I finished my lunch and headed down. My right foot was a little bit sore, but nothing too bad, I popped a few painkillers and gritted my teeth. It soon began to rain harder, so I struggled into my Paramo jacket and within 100 yards regretted the decision completely. It was still way too warm and I was generating more internal moisture than was actually falling on me. I stopped again and reverted back to my soft shell. I was pleased at my decision not to pack my waterproof trousers – my cheap and cheerful Craghoppers Kiwi trousers were doing just fine. It had been raining continuously for over 2 hours and only the bottom of my trousers were wet, from the hay meadows earlier. I seem to generate enough heat to keep them dry through light showers like this.
The path down from Shunner, into Thwaite is a bugger on the feet, even when they aren’t already in pain. It’s rocky and steep and brutally hard and seems to go on forever! My right foot was beginning to hurt and the tape I’d put on my left little toes had obviously peeled off in the damp socks and I could feel them becoming sore too.
I pushed on past the tea shop in Thwaite, preferring to enjoy the wares of the Farmers Arms in Muker. I’d tentatively arranged to meet Mike from Walking Books there at about 4pm, but I could already see I was going to be a bit early. The weather had discouraged many stops and I’d just been plodding on, crunching the miles, but still enjoying the walk. I’ve often thought there are times when a misty, rainy walk up a hill is just as good as a bright sunny one. Today was just like that, the poor weather was actually enhancing my enjoyment of the walk.
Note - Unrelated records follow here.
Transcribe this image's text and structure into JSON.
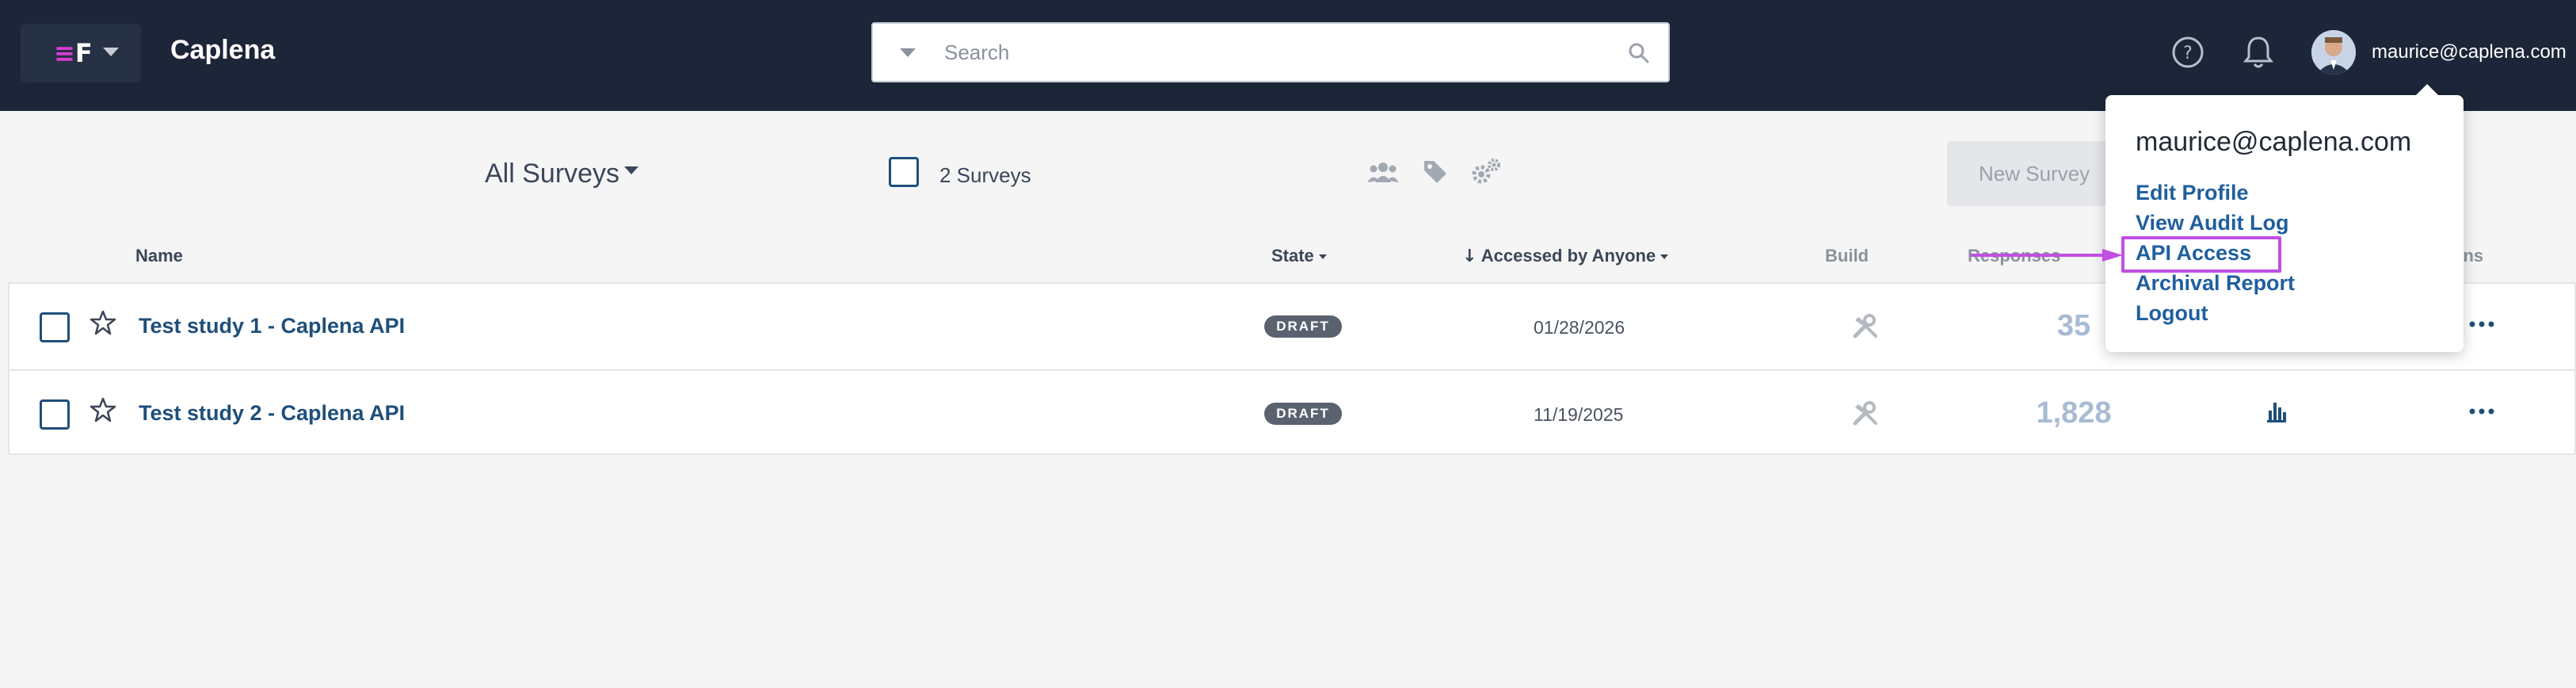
{
  "header": {
    "app_name": "Caplena",
    "search_placeholder": "Search",
    "user_email": "maurice@caplena.com"
  },
  "toolbar": {
    "filter_label": "All Surveys",
    "selection_count_label": "2 Surveys",
    "new_survey_label": "New Survey"
  },
  "columns": {
    "name": "Name",
    "state": "State",
    "accessed": "Accessed by Anyone",
    "build": "Build",
    "responses": "Responses",
    "actions": "ons"
  },
  "rows": [
    {
      "name": "Test study 1 - Caplena API",
      "state": "DRAFT",
      "accessed": "01/28/2026",
      "responses": "35"
    },
    {
      "name": "Test study 2 - Caplena API",
      "state": "DRAFT",
      "accessed": "11/19/2025",
      "responses": "1,828"
    }
  ],
  "user_menu": {
    "email": "maurice@caplena.com",
    "items": [
      "Edit Profile",
      "View Audit Log",
      "API Access",
      "Archival Report",
      "Logout"
    ]
  },
  "colors": {
    "topbar": "#1c2638",
    "link": "#1f5f9e",
    "highlight": "#c14fe2",
    "logo_accent": "#d93bd6"
  }
}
The softer surfaces through the fields beyond Thwaite eased the abuse on my feet and I arrived in Muker feeling surprised at how little the PF was hurting. I stopped in at the village shop to pick up a banana for lunch tomorrow and a treat for tonight. The shop has the sort of opening hours that really don’t fit with a long distance walker. It’s open 10am to 4pm, so open too late in the morning and closing too soon, I only just made it and if it had been sunny today I probably wouldn’t have. I guess Muker has a lot more day visitors than long distance walkers though, so they probably don’t miss the trade.
I was very pleased to find they had Theakston’s Old Peculier on tap in the Farmers, but there was no sign of Mike. I drank it slowly, savouring the taste and the strength of the beer on an empty stomach, giving me a nice little buzz. I eventually gave up on Mike and headed to my B&B. I was welcomed by the hosts and by Mike, who had popped in to see them, being old friends. We chatted for a few minutes before he left and I had a cuppa and headed for the shower.
The B&B is awesome! Great hosts and very comfy, with a large and powerful shower – something sadly lacking in so many places I stay at. Although there’s no phone signal in the village, the B&B has excellent WiFi, so I should be able to post this tonight, and I can use Skype to call home.
I went back to the pub for tea and had an excellent Steak pie. I would have loved another OP, but I feared that would leave me rocking all night and I didn’t want a hangover in the morning.
As I was ordering the pie, the landlady said
“What veg do you want with it?”
“Don’t bother” I said, “it’ll only get left”
“Quite right” said the old boy next to me at the bar, “that leaves more room for chips!”
I’m back in the B&B now, feeling brilliant. A good days walk under my belt, feet not sending me daggers, fed and watered and it’s still only 7.30. Time to finish the film I was watching last night.